L’équilibre était rompu. Ses études, ses travaux, ne lui étaient plus rien. La place qu’elle leur avait attribuée dans sa vie lui parut dérisoire. L’autre partie de sa vie, que la douleur venait d’atteindre, se révélait d’une incommensurable étendue. L’ébranlement de la blessure en avait éveillé toutes les fibres: autour de la plaie ouverte par la disparition du compagnon aimé, toutes les puissances d’amour, secrètes, ignorées; aspirées par le vide qui venait de se creuser, elles accouraient, des fonds lointains de l’être. Surprise par cette invasion, Annette s’efforçait d’en détourner le sens; elle s’obstinait à les ramener toutes à l’objet précis de sa souffrance:—toutes, l’âpre aiguillon brûlant de la Nature, dont les souffles de printemps la baignaient de moiteur,—le vague et violent regret du bonheur... perdu, ou désiré?—les bras tendus vers l’absence,—et le cœur bondissant, qui aspire au passé..., ou bien à l’avenir? Mais elle ne parvenait ainsi qu’à dissoudre son deuil dans un trouble mystère de douleur et de passion et d’obscure volupté. Elle en était, à la fois, consumée, révoltée...

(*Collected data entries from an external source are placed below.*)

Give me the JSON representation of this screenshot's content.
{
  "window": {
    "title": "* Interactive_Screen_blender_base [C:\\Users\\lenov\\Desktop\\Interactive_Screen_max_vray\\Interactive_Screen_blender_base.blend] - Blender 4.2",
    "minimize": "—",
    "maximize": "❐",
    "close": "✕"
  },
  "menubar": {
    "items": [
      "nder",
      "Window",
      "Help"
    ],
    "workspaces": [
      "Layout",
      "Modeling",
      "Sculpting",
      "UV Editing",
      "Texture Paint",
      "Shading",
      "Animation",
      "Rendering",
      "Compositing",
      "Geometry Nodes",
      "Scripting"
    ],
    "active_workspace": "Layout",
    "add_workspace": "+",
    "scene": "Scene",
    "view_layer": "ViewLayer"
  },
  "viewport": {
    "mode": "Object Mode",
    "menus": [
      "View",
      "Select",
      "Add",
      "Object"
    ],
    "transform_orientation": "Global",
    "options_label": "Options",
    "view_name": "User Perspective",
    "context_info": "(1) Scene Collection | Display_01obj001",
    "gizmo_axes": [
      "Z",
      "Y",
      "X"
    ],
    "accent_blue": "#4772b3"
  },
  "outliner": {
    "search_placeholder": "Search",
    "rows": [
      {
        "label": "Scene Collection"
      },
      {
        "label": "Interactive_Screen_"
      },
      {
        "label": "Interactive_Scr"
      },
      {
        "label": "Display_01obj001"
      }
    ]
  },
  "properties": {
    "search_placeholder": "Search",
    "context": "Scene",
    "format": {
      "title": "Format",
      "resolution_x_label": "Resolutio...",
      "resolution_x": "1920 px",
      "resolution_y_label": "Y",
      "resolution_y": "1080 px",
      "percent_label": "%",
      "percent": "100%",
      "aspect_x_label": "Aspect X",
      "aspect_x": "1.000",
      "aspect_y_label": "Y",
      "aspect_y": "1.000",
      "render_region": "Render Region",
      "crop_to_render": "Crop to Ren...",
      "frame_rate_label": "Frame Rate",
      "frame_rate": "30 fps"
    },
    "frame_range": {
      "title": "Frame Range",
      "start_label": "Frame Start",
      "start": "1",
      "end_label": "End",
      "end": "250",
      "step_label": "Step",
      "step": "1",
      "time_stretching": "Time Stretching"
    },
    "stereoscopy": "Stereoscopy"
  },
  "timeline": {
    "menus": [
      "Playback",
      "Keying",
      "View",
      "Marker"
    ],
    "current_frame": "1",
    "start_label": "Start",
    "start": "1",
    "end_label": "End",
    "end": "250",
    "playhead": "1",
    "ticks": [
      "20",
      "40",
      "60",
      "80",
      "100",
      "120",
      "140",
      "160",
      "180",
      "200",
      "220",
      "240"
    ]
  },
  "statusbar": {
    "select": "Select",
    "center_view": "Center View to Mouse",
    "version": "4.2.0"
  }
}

Ce soir de fin d’avril, la révolte l’emporta. Son esprit de raison s’indigna des confuses rêveries, qu’il laissait sans contrôle depuis de trop longs mois, et dont il voyait le danger. Il voulut les refouler; mais ce ne fut pas sans peine: on ne l’écoutait plus; il avait perdu l’habitude du commandement... Annette, s’arrachant au regard du feu dans le foyer et à l’insidieuse emprise de la nuit qui était tout à fait venue, se leva et, frileuse, s’enveloppant dans une robe de chambre du père, elle fit la lumière dans la pièce.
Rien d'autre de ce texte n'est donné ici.